Keep Cleaners and Other Toxic Products Out of Reach
Store all household products out of children’s sight and reach. Young kids are often eye-level with items under the kitchen and bathroom sinks. So any bleach, detergents, dishwasher liquid or cleaning solutions that are kept there should find a new storage location.
Install child safety locks on cabinets where you have stored poisonous items. It only takes a few minutes, and it gives you one less thing to worry about.
Read product labels to find out what can be hazardous to kids. Dangerous household items include makeup, personal care products, plants, pesticides, lead, art supplies, alcohol and carbon monoxide.
Don’t leave poisonous products unattended while in use. Many incidents happen when adults are distracted for a moment on the phone or at the door.
Keep cleaning products in their original containers. Never put a potentially poisonous product in something other than its original container (such as a plastic soda bottle) where it could be mistaken for something else.

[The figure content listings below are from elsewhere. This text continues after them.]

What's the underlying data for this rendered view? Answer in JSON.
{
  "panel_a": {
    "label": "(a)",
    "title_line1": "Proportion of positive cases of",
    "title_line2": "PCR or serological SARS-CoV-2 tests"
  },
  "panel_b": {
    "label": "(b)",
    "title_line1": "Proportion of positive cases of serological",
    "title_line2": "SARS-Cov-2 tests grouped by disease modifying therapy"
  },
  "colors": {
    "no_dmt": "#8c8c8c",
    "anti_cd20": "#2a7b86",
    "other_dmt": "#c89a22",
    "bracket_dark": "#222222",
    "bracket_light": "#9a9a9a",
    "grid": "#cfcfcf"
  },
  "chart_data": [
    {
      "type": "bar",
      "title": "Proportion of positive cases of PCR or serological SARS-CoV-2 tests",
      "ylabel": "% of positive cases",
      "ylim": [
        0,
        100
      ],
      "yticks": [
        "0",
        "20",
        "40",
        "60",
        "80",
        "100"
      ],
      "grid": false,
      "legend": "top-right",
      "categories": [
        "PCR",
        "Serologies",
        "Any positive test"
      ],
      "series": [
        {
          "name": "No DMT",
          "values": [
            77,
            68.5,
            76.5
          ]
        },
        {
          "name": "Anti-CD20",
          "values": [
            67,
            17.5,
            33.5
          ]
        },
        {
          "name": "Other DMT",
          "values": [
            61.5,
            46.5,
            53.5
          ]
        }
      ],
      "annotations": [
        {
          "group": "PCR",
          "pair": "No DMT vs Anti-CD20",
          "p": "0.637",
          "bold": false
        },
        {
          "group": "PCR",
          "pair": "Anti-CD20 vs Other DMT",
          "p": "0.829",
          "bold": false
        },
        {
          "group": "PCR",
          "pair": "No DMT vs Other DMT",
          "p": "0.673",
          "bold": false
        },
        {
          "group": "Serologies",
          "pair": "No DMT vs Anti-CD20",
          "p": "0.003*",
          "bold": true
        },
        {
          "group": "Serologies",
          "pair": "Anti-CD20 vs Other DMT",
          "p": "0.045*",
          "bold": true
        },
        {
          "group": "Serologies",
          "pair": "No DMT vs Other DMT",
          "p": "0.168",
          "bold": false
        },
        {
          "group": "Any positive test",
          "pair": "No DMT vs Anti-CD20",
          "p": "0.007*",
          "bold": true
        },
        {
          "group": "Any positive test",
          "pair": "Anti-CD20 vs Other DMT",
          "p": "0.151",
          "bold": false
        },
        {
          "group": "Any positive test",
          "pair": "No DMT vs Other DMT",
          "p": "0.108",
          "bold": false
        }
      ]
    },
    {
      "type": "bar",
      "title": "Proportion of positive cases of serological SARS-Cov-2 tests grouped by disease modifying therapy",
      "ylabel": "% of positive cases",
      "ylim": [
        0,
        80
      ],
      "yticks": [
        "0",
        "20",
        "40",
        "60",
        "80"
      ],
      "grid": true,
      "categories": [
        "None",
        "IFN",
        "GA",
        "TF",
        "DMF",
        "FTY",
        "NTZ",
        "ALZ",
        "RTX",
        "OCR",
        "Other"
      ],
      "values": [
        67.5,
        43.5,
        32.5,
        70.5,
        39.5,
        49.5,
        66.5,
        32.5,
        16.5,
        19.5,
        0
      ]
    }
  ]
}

Throw away old medicines and other potential poisons. Check your garage, basement and other storage areas for cleaning and work supplies you no longer need and can discard.

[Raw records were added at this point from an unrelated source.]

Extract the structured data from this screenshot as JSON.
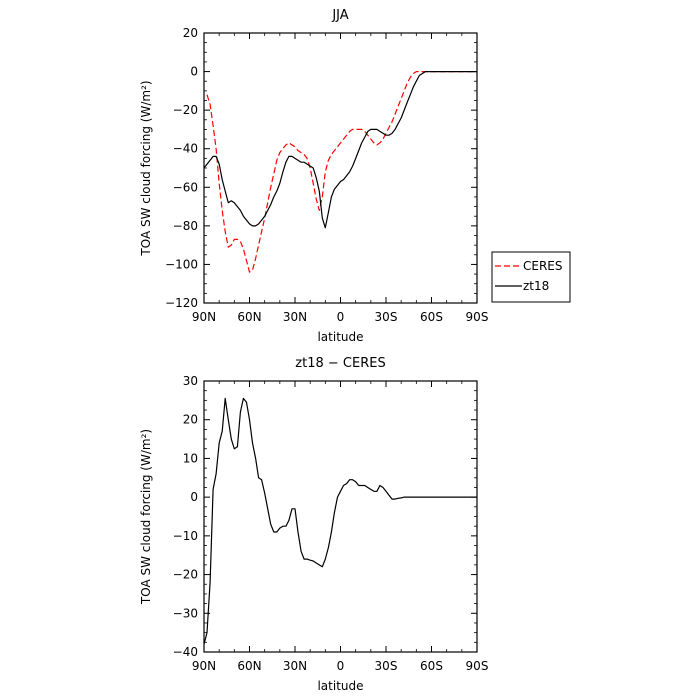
{
  "chart_data": [
    {
      "type": "line",
      "title": "JJA",
      "xlabel": "latitude",
      "ylabel": "TOA SW cloud forcing (W/m²)",
      "xlim": [
        90,
        -90
      ],
      "ylim": [
        -120,
        20
      ],
      "x_ticks": [
        90,
        60,
        30,
        0,
        -30,
        -60,
        -90
      ],
      "x_tick_labels": [
        "90N",
        "60N",
        "30N",
        "0",
        "30S",
        "60S",
        "90S"
      ],
      "y_ticks": [
        20,
        0,
        -20,
        -40,
        -60,
        -80,
        -100,
        -120
      ],
      "y_tick_labels": [
        "20",
        "0",
        "−20",
        "−40",
        "−60",
        "−80",
        "−100",
        "−120"
      ],
      "legend": {
        "placement": "outside-right"
      },
      "series": [
        {
          "name": "CERES",
          "color": "#ff0000",
          "dash": "dashed",
          "x": [
            88,
            86,
            84,
            82,
            80,
            78,
            76,
            74,
            72,
            70,
            68,
            66,
            64,
            62,
            60,
            58,
            56,
            54,
            52,
            50,
            48,
            46,
            44,
            42,
            40,
            38,
            36,
            34,
            32,
            30,
            28,
            26,
            24,
            22,
            20,
            18,
            16,
            14,
            12,
            10,
            8,
            6,
            4,
            2,
            0,
            -2,
            -4,
            -6,
            -8,
            -10,
            -12,
            -14,
            -16,
            -18,
            -20,
            -22,
            -24,
            -26,
            -28,
            -30,
            -32,
            -34,
            -36,
            -38,
            -40,
            -42,
            -44,
            -46,
            -48,
            -50,
            -52,
            -54,
            -56,
            -58,
            -60,
            -62,
            -64,
            -66,
            -68,
            -70,
            -72,
            -74,
            -76,
            -78,
            -80,
            -82,
            -84,
            -86,
            -88
          ],
          "y": [
            -12,
            -17,
            -28,
            -40,
            -58,
            -72,
            -83,
            -91,
            -90,
            -87,
            -87,
            -88,
            -92,
            -98,
            -104,
            -103,
            -97,
            -90,
            -83,
            -76,
            -68,
            -60,
            -53,
            -46,
            -42,
            -40,
            -38,
            -37,
            -38,
            -39,
            -41,
            -42,
            -43,
            -45,
            -50,
            -58,
            -66,
            -72,
            -65,
            -52,
            -46,
            -43,
            -41,
            -39,
            -37,
            -35,
            -33,
            -31,
            -30,
            -30,
            -30,
            -30,
            -31,
            -33,
            -35,
            -37,
            -38,
            -37,
            -35,
            -32,
            -29,
            -26,
            -22,
            -18,
            -14,
            -10,
            -6,
            -3,
            -1,
            0,
            0,
            0,
            0,
            0,
            0,
            0,
            0,
            0,
            0,
            0,
            0,
            0,
            0,
            0,
            0,
            0,
            0,
            0,
            0
          ]
        },
        {
          "name": "zt18",
          "color": "#000000",
          "dash": "solid",
          "x": [
            90,
            88,
            86,
            84,
            82,
            80,
            78,
            76,
            74,
            72,
            70,
            68,
            66,
            64,
            62,
            60,
            58,
            56,
            54,
            52,
            50,
            48,
            46,
            44,
            42,
            40,
            38,
            36,
            34,
            32,
            30,
            28,
            26,
            24,
            22,
            20,
            18,
            16,
            14,
            12,
            10,
            8,
            6,
            4,
            2,
            0,
            -2,
            -4,
            -6,
            -8,
            -10,
            -12,
            -14,
            -16,
            -18,
            -20,
            -22,
            -24,
            -26,
            -28,
            -30,
            -32,
            -34,
            -36,
            -38,
            -40,
            -42,
            -44,
            -46,
            -48,
            -50,
            -52,
            -54,
            -56,
            -58,
            -60,
            -62,
            -64,
            -66,
            -68,
            -70,
            -72,
            -74,
            -76,
            -78,
            -80,
            -82,
            -84,
            -86,
            -88,
            -90
          ],
          "y": [
            -50,
            -48,
            -46,
            -44,
            -44,
            -48,
            -56,
            -62,
            -68,
            -67,
            -68,
            -70,
            -72,
            -75,
            -77,
            -79,
            -80,
            -80,
            -79,
            -77,
            -75,
            -72,
            -69,
            -65,
            -62,
            -58,
            -52,
            -47,
            -44,
            -44,
            -45,
            -46,
            -47,
            -47,
            -48,
            -49,
            -50,
            -55,
            -62,
            -76,
            -81,
            -73,
            -65,
            -61,
            -59,
            -57,
            -56,
            -54,
            -52,
            -49,
            -45,
            -41,
            -37,
            -34,
            -31,
            -30,
            -30,
            -30,
            -31,
            -32,
            -33,
            -33,
            -32,
            -30,
            -27,
            -24,
            -20,
            -16,
            -12,
            -8,
            -5,
            -2,
            -1,
            0,
            0,
            0,
            0,
            0,
            0,
            0,
            0,
            0,
            0,
            0,
            0,
            0,
            0,
            0,
            0,
            0,
            0
          ]
        }
      ]
    },
    {
      "type": "line",
      "title": "zt18 − CERES",
      "xlabel": "latitude",
      "ylabel": "TOA SW cloud forcing (W/m²)",
      "xlim": [
        90,
        -90
      ],
      "ylim": [
        -40,
        30
      ],
      "x_ticks": [
        90,
        60,
        30,
        0,
        -30,
        -60,
        -90
      ],
      "x_tick_labels": [
        "90N",
        "60N",
        "30N",
        "0",
        "30S",
        "60S",
        "90S"
      ],
      "y_ticks": [
        30,
        20,
        10,
        0,
        -10,
        -20,
        -30,
        -40
      ],
      "y_tick_labels": [
        "30",
        "20",
        "10",
        "0",
        "−10",
        "−20",
        "−30",
        "−40"
      ],
      "series": [
        {
          "color": "#000000",
          "dash": "solid",
          "x": [
            90,
            88,
            86,
            84,
            82,
            80,
            78,
            76,
            74,
            72,
            70,
            68,
            66,
            64,
            62,
            60,
            58,
            56,
            54,
            52,
            50,
            48,
            46,
            44,
            42,
            40,
            38,
            36,
            34,
            32,
            30,
            28,
            26,
            24,
            22,
            20,
            18,
            16,
            14,
            12,
            10,
            8,
            6,
            4,
            2,
            0,
            -2,
            -4,
            -6,
            -8,
            -10,
            -12,
            -14,
            -16,
            -18,
            -20,
            -22,
            -24,
            -26,
            -28,
            -30,
            -32,
            -34,
            -36,
            -38,
            -40,
            -42,
            -44,
            -46,
            -48,
            -50,
            -52,
            -54,
            -56,
            -58,
            -60,
            -62,
            -64,
            -66,
            -68,
            -70,
            -72,
            -74,
            -76,
            -78,
            -80,
            -82,
            -84,
            -86,
            -88,
            -90
          ],
          "y": [
            -38,
            -35,
            -22,
            2,
            6,
            14,
            17,
            25.5,
            20,
            15,
            12.5,
            13,
            22,
            25.5,
            24.5,
            20,
            14,
            10,
            5,
            4.5,
            1,
            -3,
            -7,
            -9,
            -9,
            -8,
            -7.5,
            -7.5,
            -6,
            -3,
            -3,
            -9,
            -14,
            -16,
            -16,
            -16.3,
            -16.5,
            -17,
            -17.5,
            -18,
            -16,
            -13,
            -9,
            -4,
            0,
            1.5,
            3,
            3.5,
            4.5,
            4.5,
            4,
            3,
            3,
            3,
            2.5,
            2,
            1.5,
            1.5,
            3,
            2.5,
            1.5,
            0.5,
            -0.5,
            -0.5,
            -0.3,
            -0.2,
            0,
            0,
            0,
            0,
            0,
            0,
            0,
            0,
            0,
            0,
            0,
            0,
            0,
            0,
            0,
            0,
            0,
            0,
            0,
            0,
            0,
            0,
            0,
            0,
            0
          ]
        }
      ]
    }
  ]
}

Check Your Purse for Potential Hazards
Be aware of any medications or makeup that may be in your handbag. Store handbags out of the reach of young children.
Use Original, Child-Resistant Packaging
Buy child-resistant packages when available.

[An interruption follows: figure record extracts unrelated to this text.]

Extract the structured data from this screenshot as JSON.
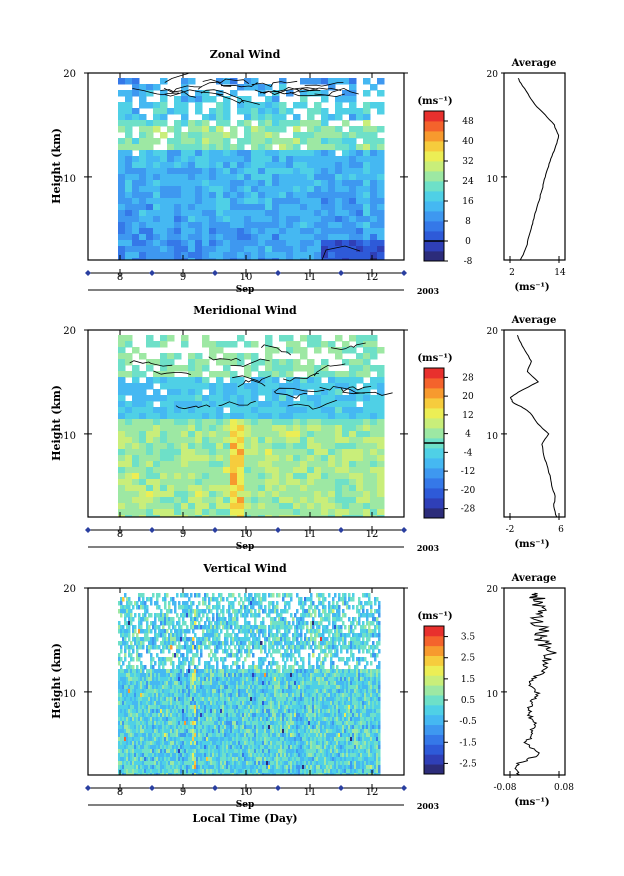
{
  "chart_data": [
    {
      "type": "heatmap",
      "title": "Zonal Wind",
      "ylabel": "Height (km)",
      "ylim": [
        2,
        20
      ],
      "yticks": [
        "10",
        "20"
      ],
      "x_day_ticks": [
        "8",
        "9",
        "10",
        "11",
        "12"
      ],
      "x_month": "Sep",
      "x_year": "2003",
      "colorbar": {
        "unit": "(ms⁻¹)",
        "ticks": [
          "48",
          "40",
          "32",
          "24",
          "16",
          "8",
          "0",
          "-8"
        ],
        "range": [
          -8,
          52
        ],
        "colors": [
          "#2c2c7a",
          "#2f3fb7",
          "#2e5ad8",
          "#3578e8",
          "#3e98f0",
          "#45b8f2",
          "#4fd0e6",
          "#6ee0c8",
          "#9de8a3",
          "#c9ee7a",
          "#ecee55",
          "#f6cc3d",
          "#f79a2e",
          "#f4632c",
          "#e8302d"
        ]
      },
      "field": {
        "base_value": 10,
        "jet_value": 18,
        "contour_values": [
          0
        ]
      },
      "average_profile": {
        "title": "Average",
        "xlabel": "(ms⁻¹)",
        "xticks": [
          "2",
          "14"
        ],
        "xlim": [
          2,
          14
        ],
        "yticks": [
          "10",
          "20"
        ],
        "height_km": [
          2,
          3,
          4,
          5,
          6,
          7,
          8,
          9,
          10,
          11,
          12,
          13,
          14,
          15,
          16,
          17,
          18,
          19,
          19.5
        ],
        "values": [
          4.5,
          5.8,
          6.5,
          7.2,
          7.8,
          8.6,
          9.3,
          10.0,
          10.6,
          11.4,
          12.3,
          13.3,
          13.9,
          12.8,
          10.6,
          8.0,
          6.4,
          4.7,
          4.0
        ]
      }
    },
    {
      "type": "heatmap",
      "title": "Meridional Wind",
      "ylabel": "Height (km)",
      "ylim": [
        2,
        20
      ],
      "yticks": [
        "10",
        "20"
      ],
      "x_day_ticks": [
        "8",
        "9",
        "10",
        "11",
        "12"
      ],
      "x_month": "Sep",
      "x_year": "2003",
      "colorbar": {
        "unit": "(ms⁻¹)",
        "ticks": [
          "28",
          "20",
          "12",
          "4",
          "-4",
          "-12",
          "-20",
          "-28"
        ],
        "range": [
          -32,
          32
        ],
        "colors": [
          "#2c2c7a",
          "#2f3fb7",
          "#2e5ad8",
          "#3578e8",
          "#3e98f0",
          "#45b8f2",
          "#4fd0e6",
          "#6ee0c8",
          "#9de8a3",
          "#c9ee7a",
          "#ecee55",
          "#f6cc3d",
          "#f79a2e",
          "#f4632c",
          "#e8302d"
        ]
      },
      "field": {
        "base_value": 2,
        "jet_value": -8,
        "contour_values": [
          0
        ]
      },
      "average_profile": {
        "title": "Average",
        "xlabel": "(ms⁻¹)",
        "xticks": [
          "-2",
          "6"
        ],
        "xlim": [
          -2,
          6
        ],
        "yticks": [
          "10",
          "20"
        ],
        "height_km": [
          2,
          3,
          4,
          5,
          6,
          7,
          8,
          9,
          10,
          11,
          12,
          12.5,
          13,
          13.5,
          14,
          15,
          16,
          17,
          18,
          19,
          19.5
        ],
        "values": [
          5.6,
          5.1,
          5.4,
          4.8,
          4.5,
          4.0,
          3.5,
          3.2,
          4.3,
          2.5,
          1.3,
          0.2,
          -1.5,
          -1.9,
          -0.7,
          2.6,
          0.8,
          1.5,
          0.5,
          -0.5,
          -0.8
        ]
      }
    },
    {
      "type": "heatmap",
      "title": "Vertical Wind",
      "ylabel": "Height (km)",
      "ylim": [
        2,
        20
      ],
      "yticks": [
        "10",
        "20"
      ],
      "x_day_ticks": [
        "8",
        "9",
        "10",
        "11",
        "12"
      ],
      "x_month": "Sep",
      "x_year": "2003",
      "xlabel": "Local Time (Day)",
      "colorbar": {
        "unit": "(ms⁻¹)",
        "ticks": [
          "3.5",
          "2.5",
          "1.5",
          "0.5",
          "-0.5",
          "-1.5",
          "-2.5"
        ],
        "range": [
          -3,
          4
        ],
        "colors": [
          "#2c2c7a",
          "#2f3fb7",
          "#2e5ad8",
          "#3578e8",
          "#3e98f0",
          "#45b8f2",
          "#4fd0e6",
          "#6ee0c8",
          "#9de8a3",
          "#c9ee7a",
          "#ecee55",
          "#f6cc3d",
          "#f79a2e",
          "#f4632c",
          "#e8302d"
        ]
      },
      "field": {
        "base_value": 0.1,
        "jet_value": 0.4,
        "contour_values": []
      },
      "average_profile": {
        "title": "Average",
        "xlabel": "(ms⁻¹)",
        "xticks": [
          "-0.08",
          "0.08"
        ],
        "xlim": [
          -0.08,
          0.08
        ],
        "yticks": [
          "10",
          "20"
        ],
        "height_km": [
          2,
          3,
          4,
          5,
          6,
          7,
          8,
          9,
          10,
          11,
          12,
          13,
          14,
          15,
          16,
          17,
          18,
          19,
          19.5
        ],
        "values": [
          -0.05,
          -0.06,
          0.02,
          -0.03,
          -0.01,
          0.0,
          -0.02,
          -0.01,
          0.01,
          -0.02,
          0.03,
          0.04,
          0.05,
          0.02,
          0.03,
          0.0,
          0.02,
          0.01,
          0.0
        ]
      }
    }
  ]
}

Keep products in their original packages to avoid confusion.
Keep Medicines Up and Away
Make sure that all medications, including vitamins and adult medicines, are stored out of reach and out of sight or children.
Even if you are tempted to keep it handy, put medicine out of reach after every use. When you need to give another dose in just a few hours, it may be tempting to keep medicine close at hand. Accidents can happen fast. It only takes a few seconds for children to get into medicine that could make them very sick. Put medicine up and away after every use. And if you need a reminder, set an alarm on your watch or cell phone, or write yourself a note.
Put the toll-free number for the Poison Control Center (1-800-222-1222) into your home and cell phones. You should also post it near your phone or on your refrigerator for the babysitter. Hopefully you'll never need it, but it’s nice to have just in case.
Poison control centers offer fast, free, confidential help in English and Spanish. Most poisonings are resolved over the phone. The number works from anywhere in the United States 24 hours a day, seven days a week.
If your child has collapsed, is not breathing, or has a seizure, call 911.
Do not make children vomit or give him anything unless directed by a professional.
Check for Lead
Check homes built before 1978 for lead-based paint. If lead hazards are identified, test your child for lead exposure and hire a professional to control and remove lead sources safely.
Remove any peeling paint or chewable surfaces painted with lead-based paint.
Regularly wash your child’s toys and pacifiers to reduce the risk of your child coming into contact with lead or lead-contaminated dust.
Check www.recalls.gov for more info on product recalls involving lead-based products. Follow the recommendations to eliminate any products such as toys or cookware that contain lead.
Install a Carbon Monoxide Alarm to Prevent Poisoning
Install a carbon monoxide alarm on every level of your home, especially near sleeping areas, and keep them at least 15 feet away from fuel-burning appliances.